Table 1 ¹³C NMR Spectral Data of Buteagibrenol Glycoside (4)

Hydrolysis of 4. Compound 4 (15 mg) was dissolved in ethanol (5 mL); dilute HCl (2 mL) was added, and the reaction mixture was heated for one hour on a steam bath. The reaction mixture was dried under reduced pressure, and the residue was dissolved in chloroform to separate buteagibrenol. The remaining residue was mixed with water (2 mL) and chromatographed over TLC using n-butanol–acetic acid– water (4:1:5, top layer) as developing solvent mixture; R _f 0.12, co-TLC comparable with a standard sample of D-glucose.

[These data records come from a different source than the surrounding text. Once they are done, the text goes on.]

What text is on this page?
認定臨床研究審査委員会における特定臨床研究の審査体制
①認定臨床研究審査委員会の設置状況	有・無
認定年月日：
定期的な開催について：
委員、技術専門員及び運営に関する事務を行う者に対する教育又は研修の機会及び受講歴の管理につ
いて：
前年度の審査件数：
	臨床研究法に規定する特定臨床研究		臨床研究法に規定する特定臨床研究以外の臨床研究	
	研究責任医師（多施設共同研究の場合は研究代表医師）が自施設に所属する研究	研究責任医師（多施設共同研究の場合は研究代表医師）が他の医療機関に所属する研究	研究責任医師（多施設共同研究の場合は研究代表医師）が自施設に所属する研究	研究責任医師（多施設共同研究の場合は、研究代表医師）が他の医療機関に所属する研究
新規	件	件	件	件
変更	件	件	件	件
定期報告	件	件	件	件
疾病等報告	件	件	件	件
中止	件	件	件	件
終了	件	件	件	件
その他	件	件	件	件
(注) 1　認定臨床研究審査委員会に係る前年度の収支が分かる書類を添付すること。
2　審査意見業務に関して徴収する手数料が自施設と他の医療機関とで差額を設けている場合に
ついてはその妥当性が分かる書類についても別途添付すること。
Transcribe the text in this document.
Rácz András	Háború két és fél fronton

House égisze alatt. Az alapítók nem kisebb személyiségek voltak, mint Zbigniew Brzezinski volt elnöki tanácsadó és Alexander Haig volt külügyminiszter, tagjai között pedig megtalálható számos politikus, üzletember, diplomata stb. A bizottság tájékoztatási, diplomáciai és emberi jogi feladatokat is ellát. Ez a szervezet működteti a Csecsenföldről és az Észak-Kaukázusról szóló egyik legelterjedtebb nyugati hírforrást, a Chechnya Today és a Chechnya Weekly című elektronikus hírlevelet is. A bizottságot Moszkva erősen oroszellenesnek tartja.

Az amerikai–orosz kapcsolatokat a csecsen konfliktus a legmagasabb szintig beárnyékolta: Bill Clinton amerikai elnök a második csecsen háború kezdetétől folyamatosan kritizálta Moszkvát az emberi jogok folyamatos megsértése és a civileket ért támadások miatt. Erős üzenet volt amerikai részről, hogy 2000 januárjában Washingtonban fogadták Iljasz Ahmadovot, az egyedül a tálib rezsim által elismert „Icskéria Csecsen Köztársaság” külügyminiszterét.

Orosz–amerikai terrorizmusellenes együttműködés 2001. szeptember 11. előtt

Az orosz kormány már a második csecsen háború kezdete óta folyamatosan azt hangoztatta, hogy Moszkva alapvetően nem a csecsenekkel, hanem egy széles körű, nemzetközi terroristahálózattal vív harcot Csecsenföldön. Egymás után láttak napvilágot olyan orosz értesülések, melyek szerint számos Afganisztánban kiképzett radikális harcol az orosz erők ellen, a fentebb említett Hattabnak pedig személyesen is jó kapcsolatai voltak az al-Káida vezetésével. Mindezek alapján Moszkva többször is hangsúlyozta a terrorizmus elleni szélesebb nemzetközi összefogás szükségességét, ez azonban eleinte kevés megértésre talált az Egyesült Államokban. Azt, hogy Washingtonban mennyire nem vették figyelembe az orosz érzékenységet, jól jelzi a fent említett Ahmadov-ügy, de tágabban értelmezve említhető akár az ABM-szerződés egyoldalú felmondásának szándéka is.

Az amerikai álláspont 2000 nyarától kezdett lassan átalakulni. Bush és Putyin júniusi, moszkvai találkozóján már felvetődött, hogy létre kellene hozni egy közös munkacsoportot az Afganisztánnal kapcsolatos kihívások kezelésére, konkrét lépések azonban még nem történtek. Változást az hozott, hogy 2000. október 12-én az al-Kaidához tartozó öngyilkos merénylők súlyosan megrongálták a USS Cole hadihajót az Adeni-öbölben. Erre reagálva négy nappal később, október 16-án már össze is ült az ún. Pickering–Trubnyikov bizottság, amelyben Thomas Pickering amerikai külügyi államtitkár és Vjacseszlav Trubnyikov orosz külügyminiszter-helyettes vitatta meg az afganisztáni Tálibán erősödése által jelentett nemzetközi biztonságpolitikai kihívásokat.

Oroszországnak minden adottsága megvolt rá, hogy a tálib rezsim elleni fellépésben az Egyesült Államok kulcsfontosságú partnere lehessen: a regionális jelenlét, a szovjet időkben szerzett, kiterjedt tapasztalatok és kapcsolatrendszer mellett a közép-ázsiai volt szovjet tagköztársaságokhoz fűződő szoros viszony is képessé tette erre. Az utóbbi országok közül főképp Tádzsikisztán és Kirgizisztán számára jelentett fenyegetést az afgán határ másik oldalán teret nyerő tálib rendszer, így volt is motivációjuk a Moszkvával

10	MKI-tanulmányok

n-Dotriacontanoic Acid (5). Elution of the column with chloroform–methanol (17:3) mixture gave colorless crystals of 5, recrystallized from methanol, 90 mg, (0.0034% yield), R _f 0.9 (chloroform–methanol) (3:1); mp 212–214°C; IR (KBr, v_max, cm^–1): 3410, 2920, 2855, 1705, 1470, 1210, 946, 718; ¹H NMR (DMSO-d₆, 8, ppm, J/Hz): 10.21 (1H, br.s, COOH), 2.50 (2H, br.s, H₂-2), 1.49 (2H, br.s, CH₂) 1.23 (56H, br.s, 28 x CH₂), 0.86 (3H, t, J = 6.1, Me-32); positive ion FAB-MS m/z (rel. int., %): 480 [M]⁺ (C₃₂H₆₄O₂) (12.8).